There have been times in my life when people have assured me that God never gives us more than we can handle. I’m not sure I believe that.  Some people just never seem to catch a break.  And yet, life does have this way of pointing us in new and unfamiliar directions, sometimes even to the breaking point.  And yet…when I look back, I can see how specific painful experiences have pushed me into making changes I’d never have made on my own. For instance,  our foster daughter had this way of confronting me with my unconscious acceptance and arrogance connected to white privilege.  I would be deeply hurt by her confrontation at the time,  yet in retrospect, she helped me grow and see racial issues in a completely different light.

No one ever said learning life’s lessons would be easy.   Instead of being irritated by life’s challenges, we do well to be grateful for the painful experiences that help us grow.  As Dale Carnegie once said, “Develop success from your failures.

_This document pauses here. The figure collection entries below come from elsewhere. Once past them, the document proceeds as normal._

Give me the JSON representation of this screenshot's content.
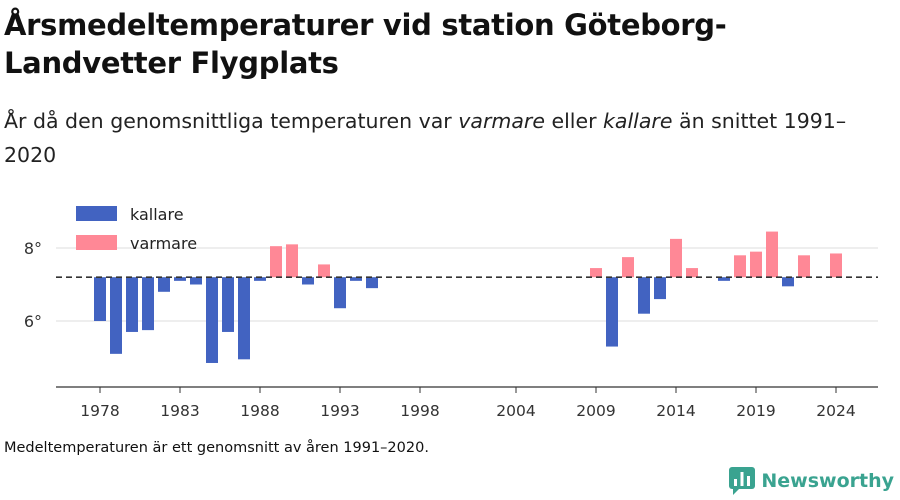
{
  "title": "Årsmedeltemperaturer vid station Göteborg-Landvetter Flygplats",
  "subtitle": {
    "prefix": "År då den genomsnittliga temperaturen var ",
    "warm_word": "varmare",
    "middle": " eller ",
    "cold_word": "kallare",
    "suffix": " än snittet 1991–2020"
  },
  "caption": "Medeltemperaturen är ett genomsnitt av åren 1991–2020.",
  "brand": "Newsworthy",
  "colors": {
    "cold": "#4263c1",
    "warm": "#ff8896",
    "brand": "#3aa390"
  },
  "chart_data": {
    "type": "bar",
    "baseline": 7.2,
    "ylim": [
      4.5,
      9.5
    ],
    "yticks": [
      6,
      8
    ],
    "ytick_labels": [
      "6°",
      "8°"
    ],
    "xlim": [
      1975.5,
      2027
    ],
    "xticks": [
      1978,
      1983,
      1988,
      1993,
      1998,
      2004,
      2009,
      2014,
      2019,
      2024
    ],
    "legend": [
      "kallare",
      "varmare"
    ],
    "legend_position": "top-left",
    "grid": true,
    "points": [
      {
        "year": 1978,
        "value": 6.0
      },
      {
        "year": 1979,
        "value": 5.1
      },
      {
        "year": 1980,
        "value": 5.7
      },
      {
        "year": 1981,
        "value": 5.75
      },
      {
        "year": 1982,
        "value": 6.8
      },
      {
        "year": 1983,
        "value": 7.1
      },
      {
        "year": 1984,
        "value": 7.0
      },
      {
        "year": 1985,
        "value": 4.85
      },
      {
        "year": 1986,
        "value": 5.7
      },
      {
        "year": 1987,
        "value": 4.95
      },
      {
        "year": 1988,
        "value": 7.1
      },
      {
        "year": 1989,
        "value": 8.05
      },
      {
        "year": 1990,
        "value": 8.1
      },
      {
        "year": 1991,
        "value": 7.0
      },
      {
        "year": 1992,
        "value": 7.55
      },
      {
        "year": 1993,
        "value": 6.35
      },
      {
        "year": 1994,
        "value": 7.1
      },
      {
        "year": 1995,
        "value": 6.9
      },
      {
        "year": 2009,
        "value": 7.45
      },
      {
        "year": 2010,
        "value": 5.3
      },
      {
        "year": 2011,
        "value": 7.75
      },
      {
        "year": 2012,
        "value": 6.2
      },
      {
        "year": 2013,
        "value": 6.6
      },
      {
        "year": 2014,
        "value": 8.25
      },
      {
        "year": 2015,
        "value": 7.45
      },
      {
        "year": 2017,
        "value": 7.1
      },
      {
        "year": 2018,
        "value": 7.8
      },
      {
        "year": 2019,
        "value": 7.9
      },
      {
        "year": 2020,
        "value": 8.45
      },
      {
        "year": 2021,
        "value": 6.95
      },
      {
        "year": 2022,
        "value": 7.8
      },
      {
        "year": 2024,
        "value": 7.85
      }
    ]
  }
}
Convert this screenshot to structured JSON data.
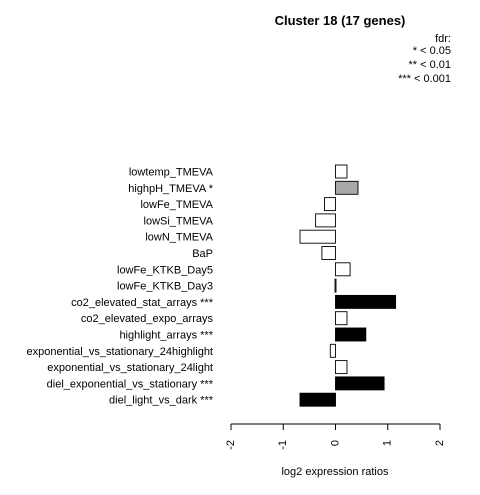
{
  "chart_data": {
    "type": "bar",
    "orientation": "horizontal",
    "title": "Cluster 18 (17 genes)",
    "xlabel": "log2 expression ratios",
    "ylabel": "",
    "xlim": [
      -2,
      2
    ],
    "xticks": [
      "-2",
      "-1",
      "0",
      "1",
      "2"
    ],
    "legend": {
      "title": "fdr:",
      "entries": [
        "* < 0.05",
        "** < 0.01",
        "*** < 0.001"
      ],
      "placement": "top-right"
    },
    "categories": [
      "lowtemp_TMEVA",
      "highpH_TMEVA *",
      "lowFe_TMEVA",
      "lowSi_TMEVA",
      "lowN_TMEVA",
      "BaP",
      "lowFe_KTKB_Day5",
      "lowFe_KTKB_Day3",
      "co2_elevated_stat_arrays ***",
      "co2_elevated_expo_arrays",
      "highlight_arrays ***",
      "exponential_vs_stationary_24highlight",
      "exponential_vs_stationary_24light",
      "diel_exponential_vs_stationary ***",
      "diel_light_vs_dark ***"
    ],
    "values": [
      0.22,
      0.43,
      -0.21,
      -0.38,
      -0.68,
      -0.26,
      0.28,
      -0.01,
      1.15,
      0.22,
      0.58,
      -0.1,
      0.22,
      0.93,
      -0.68
    ],
    "fills": [
      "#ffffff",
      "#a9a9a9",
      "#ffffff",
      "#ffffff",
      "#ffffff",
      "#ffffff",
      "#ffffff",
      "#ffffff",
      "#000000",
      "#ffffff",
      "#000000",
      "#ffffff",
      "#ffffff",
      "#000000",
      "#000000"
    ]
  }
}
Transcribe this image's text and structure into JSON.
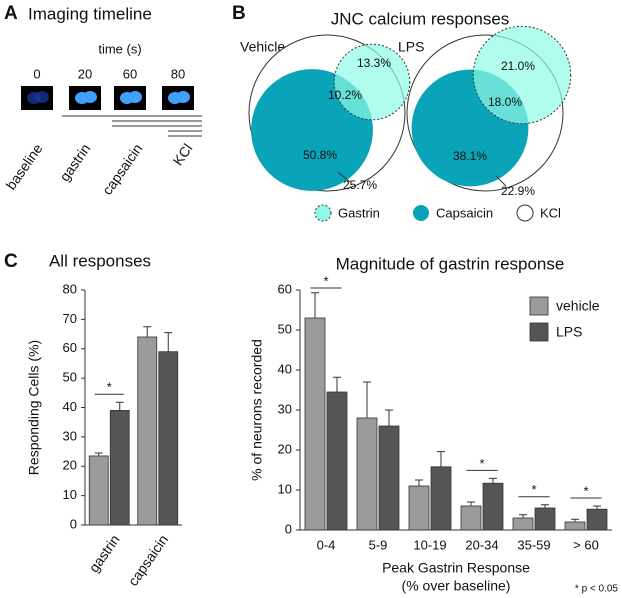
{
  "panel_labels": [
    "A",
    "B",
    "C"
  ],
  "timeline": {
    "title": "Imaging timeline",
    "axis_label": "time (s)",
    "times": [
      0,
      20,
      60,
      80
    ],
    "stages": [
      "baseline",
      "gastrin",
      "capsaicin",
      "KCl"
    ]
  },
  "chart_data": [
    {
      "type": "venn",
      "title": "JNC calcium responses",
      "series": [
        {
          "name": "Gastrin",
          "color": "#8ffbe6"
        },
        {
          "name": "Capsaicin",
          "color": "#0aa4b8"
        },
        {
          "name": "KCl",
          "color": "#ffffff"
        }
      ],
      "groups": [
        {
          "name": "Vehicle",
          "values": [
            13.3,
            10.2,
            50.8,
            25.7
          ],
          "value_labels": [
            "13.3%",
            "10.2%",
            "50.8%",
            "25.7%"
          ]
        },
        {
          "name": "LPS",
          "values": [
            21.0,
            18.0,
            38.1,
            22.9
          ],
          "value_labels": [
            "21.0%",
            "18.0%",
            "38.1%",
            "22.9%"
          ]
        }
      ]
    },
    {
      "type": "bar",
      "title": "All responses",
      "ylabel": "Responding Cells (%)",
      "categories": [
        "gastrin",
        "capsaicin"
      ],
      "series": [
        {
          "name": "vehicle",
          "color": "#9b9b9b",
          "values": [
            23.5,
            64
          ],
          "errors": [
            1,
            3.5
          ]
        },
        {
          "name": "LPS",
          "color": "#555555",
          "values": [
            39,
            59
          ],
          "errors": [
            2.8,
            6.5
          ]
        }
      ],
      "significance": [
        "*",
        null
      ],
      "ylim": [
        0,
        80
      ],
      "yticks": [
        0,
        10,
        20,
        30,
        40,
        50,
        60,
        70,
        80
      ]
    },
    {
      "type": "bar",
      "title": "Magnitude of gastrin response",
      "ylabel": "% of neurons recorded",
      "xlabel": "Peak Gastrin Response",
      "xlabel_sub": "(% over baseline)",
      "categories": [
        "0-4",
        "5-9",
        "10-19",
        "20-34",
        "35-59",
        "> 60"
      ],
      "series": [
        {
          "name": "vehicle",
          "color": "#9b9b9b",
          "values": [
            53,
            28,
            11,
            6,
            3,
            2
          ],
          "errors": [
            6.3,
            9,
            1.5,
            1,
            0.8,
            0.7
          ]
        },
        {
          "name": "LPS",
          "color": "#555555",
          "values": [
            34.5,
            26,
            15.8,
            11.7,
            5.5,
            5.2
          ],
          "errors": [
            3.7,
            4,
            3.8,
            1.2,
            0.8,
            0.8
          ]
        }
      ],
      "significance": [
        "*",
        null,
        null,
        "*",
        "*",
        "*"
      ],
      "legend_position": "upper right",
      "note": "* p < 0.05",
      "ylim": [
        0,
        60
      ],
      "yticks": [
        0,
        10,
        20,
        30,
        40,
        50,
        60
      ]
    }
  ]
}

Discouragement and failure are two of the surest stepping stones to success.”  Or, as Jackson Brown wrote:  “In the confrontation between the stream and the rock, the stream always wins – not through strength, but perseverance.”   Looking back on my almost 40 years in the program, I can see that when I was hurting and wanted things to change immediately, it was necessary for God to slowly remove my defects of character over a period of time.  In so many ways, we are like rocks.  As time goes by, life gently but persistently rubs off our rough edges, teaching us how to let go and let God be in control.